I told myself I shouldn’t have stopped to help him; the worst that could have happened is that he would have been unable to lift the desk, would have let go, and the furniture would be damaged with nothing to stop it from rolling down. If he’d made that mistake while I tried, I wouldn’t have had the strength of/or weight to stop it from continuing down the stairs even on my impact–and it would’ve destroyed me with it. I don’t just dislike putting myself in situations where I’m dependent on some else’s mercy–when that someone else is a strange man I can not trust, it’s a psychotic fucking hatred of the circumstance. But I couldn’t have just walked past him–I hadn’t been conditioned to think of myself first.
Why had he been attempting to lift that thing up the steps himself anyway, without a lift? When he endangering not only himself but anyone who chanced to walk by below? What an idiotically masculine thing to do.
The incident reminded me of something else that had dawned on me early into my current employment; my workplace isn’t just wonderfully non-toxic for a corporate office–the fact that I work closely with mainly women meant events like this never happened.
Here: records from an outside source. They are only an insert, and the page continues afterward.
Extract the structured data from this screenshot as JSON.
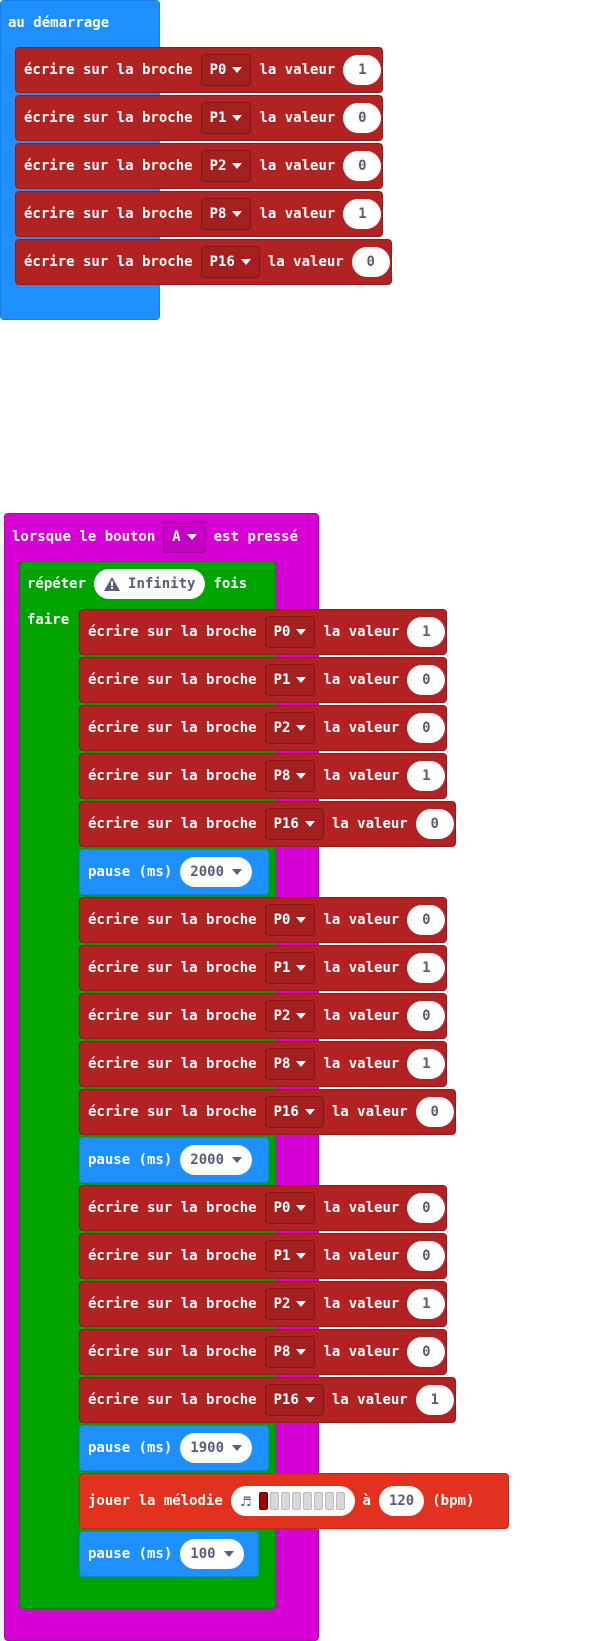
{
  "start_block": {
    "title": "au démarrage",
    "statements": [
      {
        "prefix": "écrire sur la broche",
        "pin": "P0",
        "mid": "la valeur",
        "value": "1"
      },
      {
        "prefix": "écrire sur la broche",
        "pin": "P1",
        "mid": "la valeur",
        "value": "0"
      },
      {
        "prefix": "écrire sur la broche",
        "pin": "P2",
        "mid": "la valeur",
        "value": "0"
      },
      {
        "prefix": "écrire sur la broche",
        "pin": "P8",
        "mid": "la valeur",
        "value": "1"
      },
      {
        "prefix": "écrire sur la broche",
        "pin": "P16",
        "mid": "la valeur",
        "value": "0"
      }
    ]
  },
  "button_block": {
    "prefix": "lorsque le bouton",
    "button": "A",
    "suffix": "est pressé",
    "repeat": {
      "label": "répéter",
      "count": "Infinity",
      "suffix": "fois",
      "do_label": "faire",
      "statements": [
        {
          "prefix": "écrire sur la broche",
          "pin": "P0",
          "mid": "la valeur",
          "value": "1"
        },
        {
          "prefix": "écrire sur la broche",
          "pin": "P1",
          "mid": "la valeur",
          "value": "0"
        },
        {
          "prefix": "écrire sur la broche",
          "pin": "P2",
          "mid": "la valeur",
          "value": "0"
        },
        {
          "prefix": "écrire sur la broche",
          "pin": "P8",
          "mid": "la valeur",
          "value": "1"
        },
        {
          "prefix": "écrire sur la broche",
          "pin": "P16",
          "mid": "la valeur",
          "value": "0"
        },
        {
          "pause_label": "pause (ms)",
          "pause": "2000"
        },
        {
          "prefix": "écrire sur la broche",
          "pin": "P0",
          "mid": "la valeur",
          "value": "0"
        },
        {
          "prefix": "écrire sur la broche",
          "pin": "P1",
          "mid": "la valeur",
          "value": "1"
        },
        {
          "prefix": "écrire sur la broche",
          "pin": "P2",
          "mid": "la valeur",
          "value": "0"
        },
        {
          "prefix": "écrire sur la broche",
          "pin": "P8",
          "mid": "la valeur",
          "value": "1"
        },
        {
          "prefix": "écrire sur la broche",
          "pin": "P16",
          "mid": "la valeur",
          "value": "0"
        },
        {
          "pause_label": "pause (ms)",
          "pause": "2000"
        },
        {
          "prefix": "écrire sur la broche",
          "pin": "P0",
          "mid": "la valeur",
          "value": "0"
        },
        {
          "prefix": "écrire sur la broche",
          "pin": "P1",
          "mid": "la valeur",
          "value": "0"
        },
        {
          "prefix": "écrire sur la broche",
          "pin": "P2",
          "mid": "la valeur",
          "value": "1"
        },
        {
          "prefix": "écrire sur la broche",
          "pin": "P8",
          "mid": "la valeur",
          "value": "0"
        },
        {
          "prefix": "écrire sur la broche",
          "pin": "P16",
          "mid": "la valeur",
          "value": "1"
        },
        {
          "pause_label": "pause (ms)",
          "pause": "1900"
        },
        {
          "melody_label": "jouer la mélodie",
          "at": "à",
          "tempo": "120",
          "unit": "(bpm)"
        },
        {
          "pause_label": "pause (ms)",
          "pause": "100"
        }
      ]
    }
  },
  "colors": {
    "event_blue": "#1e90ff",
    "event_magenta": "#d400d4",
    "loop_green": "#00a400",
    "pins_red": "#b22222",
    "music_red": "#e2311e"
  },
  "icons": {
    "warning": "warning-icon",
    "music": "music-note-icon",
    "dropdown": "chevron-down-icon"
  }
}
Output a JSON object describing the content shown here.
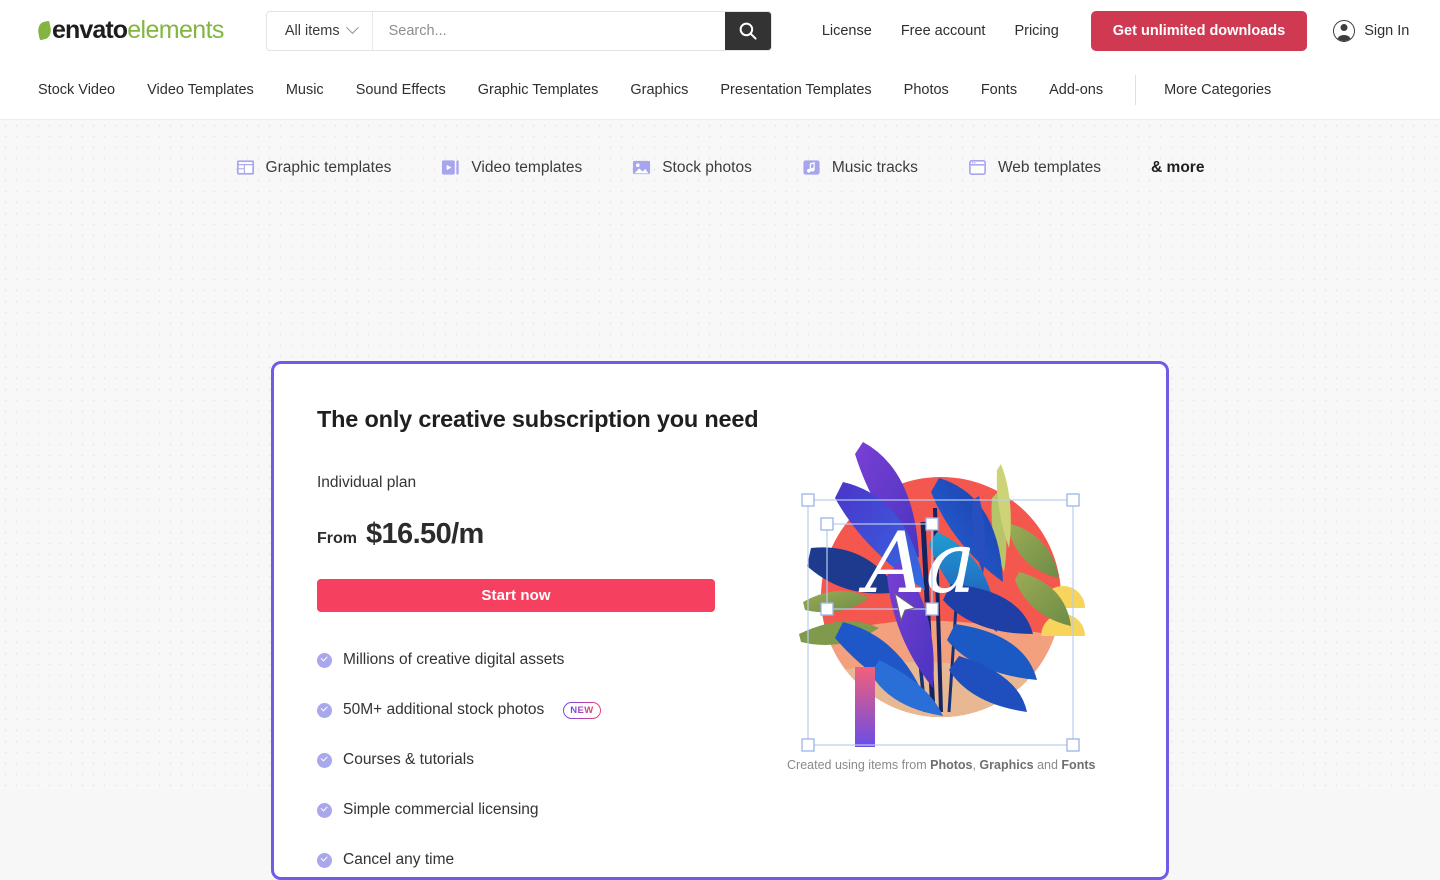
{
  "header": {
    "logo": {
      "brand": "envato",
      "suffix": "elements",
      "leaf_icon": "leaf-icon"
    },
    "search": {
      "scope_label": "All items",
      "placeholder": "Search...",
      "value": "",
      "search_icon": "search-icon",
      "chevron_icon": "chevron-down-icon"
    },
    "links": [
      "License",
      "Free account",
      "Pricing"
    ],
    "cta_label": "Get unlimited downloads",
    "signin_label": "Sign In",
    "avatar_icon": "user-avatar-icon",
    "colors": {
      "cta_bg": "#cf3a52",
      "search_btn_bg": "#333333"
    }
  },
  "nav": {
    "items": [
      "Stock Video",
      "Video Templates",
      "Music",
      "Sound Effects",
      "Graphic Templates",
      "Graphics",
      "Presentation Templates",
      "Photos",
      "Fonts",
      "Add-ons"
    ],
    "more": "More Categories"
  },
  "categories": {
    "items": [
      {
        "label": "Graphic templates",
        "icon": "layout-grid-icon"
      },
      {
        "label": "Video templates",
        "icon": "video-play-icon"
      },
      {
        "label": "Stock photos",
        "icon": "image-icon"
      },
      {
        "label": "Music tracks",
        "icon": "music-note-icon"
      },
      {
        "label": "Web templates",
        "icon": "browser-window-icon"
      }
    ],
    "more_label": "& more",
    "icon_color": "#a6a5ee"
  },
  "card": {
    "border_color": "#6c5ce7",
    "title": "The only creative subscription you need",
    "plan": "Individual plan",
    "price_prefix": "From",
    "price": "$16.50/m",
    "cta_label": "Start now",
    "cta_color": "#f5415f",
    "features": [
      {
        "text": "Millions of creative digital assets",
        "badge": null
      },
      {
        "text": "50M+ additional stock photos",
        "badge": "NEW"
      },
      {
        "text": "Courses & tutorials",
        "badge": null
      },
      {
        "text": "Simple commercial licensing",
        "badge": null
      },
      {
        "text": "Cancel any time",
        "badge": null
      }
    ],
    "illustration": {
      "name": "tropical-leaves-artwork",
      "overlay_text": "Aa",
      "selection_handles": 8,
      "handle_color": "#9ab4e8"
    },
    "credit": {
      "prefix": "Created using items from ",
      "item1": "Photos",
      "sep1": ", ",
      "item2": "Graphics",
      "sep2": " and ",
      "item3": "Fonts"
    }
  }
}
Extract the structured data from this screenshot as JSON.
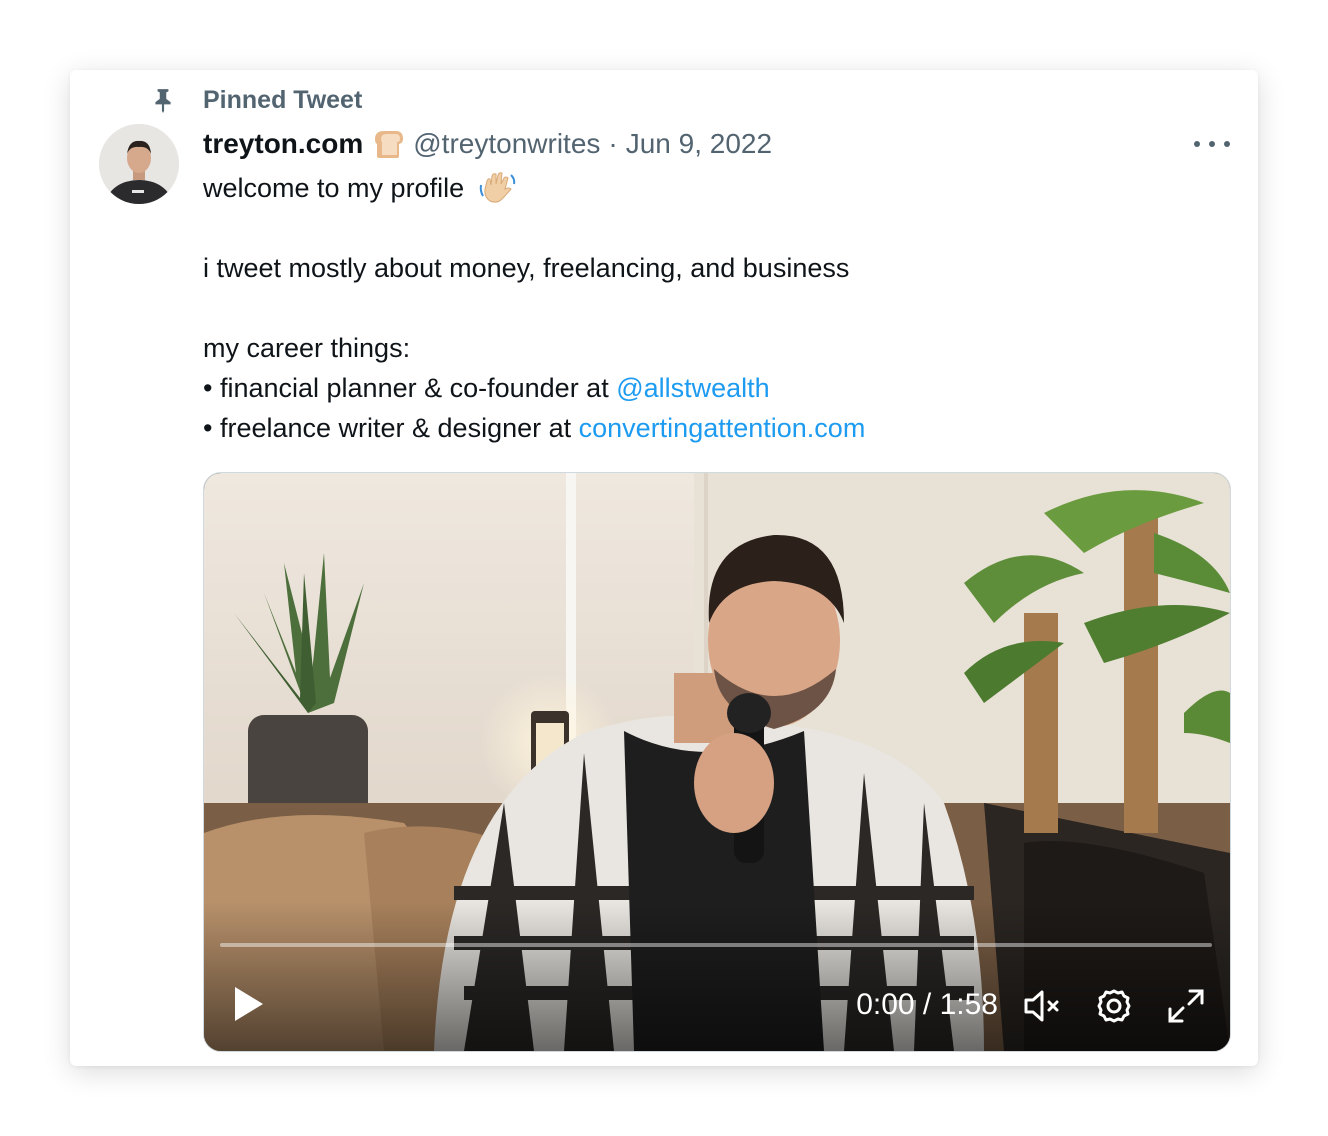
{
  "pinned": {
    "label": "Pinned Tweet"
  },
  "author": {
    "name": "treyton.com",
    "badge_icon": "bread-emoji-icon",
    "handle": "@treytonwrites",
    "separator": "·",
    "date": "Jun 9, 2022"
  },
  "menu": {
    "icon": "more-options-icon"
  },
  "tweet": {
    "line1": "welcome to my profile",
    "line1_emoji": "waving-hand-emoji-icon",
    "line2": "i tweet mostly about money, freelancing, and business",
    "line3": "my career things:",
    "line4_prefix": "• financial planner & co-founder at ",
    "line4_link": "@allstwealth",
    "line5_prefix": "• freelance writer & designer at ",
    "line5_link": "convertingattention.com"
  },
  "video": {
    "current_time": "0:00",
    "duration": "1:58",
    "time_display": "0:00 / 1:58",
    "progress_fraction": 0,
    "muted": true
  },
  "colors": {
    "link": "#1d9bf0",
    "secondary_text": "#536471",
    "primary_text": "#0f1419"
  }
}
This man worked outside of my office, in the same general building, and chances are I’ll probably never have to hear his “benevolently” misogynistic remarks again.
With my coworkers, however, there wasn’t just the absence of misogyny–there was the kind of bonding that, when between men and masculinity, makes a male-dominated workplace impenetrable for women. As much as I’d wondered whether it was objectionable that I had texted my coworker at 3 in the morning–well, let’s face it, the glass ceiling exists because men text their coworkers at 3 in the morning. And have “business meetings” at strip clubs.
It’s interesting, then, what’s considered “professional”–and who is policed to that perception.
In my quiet little corporate workplace, there was a warm, inviting shift in the cultural makeup, where we discuss piano accompaniments and religion and astronomy rather than boisterously appealing to each other’s masculine inclinations. Any man–if he didn’t fit the atmosphere pre-established by our personalities–would feel like a fish out of water. And this is what patriarchy does to women, with exaggerated demonstrations of masculine culture forming exclusionary impenetrable connections, on a systematic level.
Are you aware of what has been taken from you? I have seen fragments of liberation. If we only knew the full extent of how we’d been wronged, we would set the world on fire.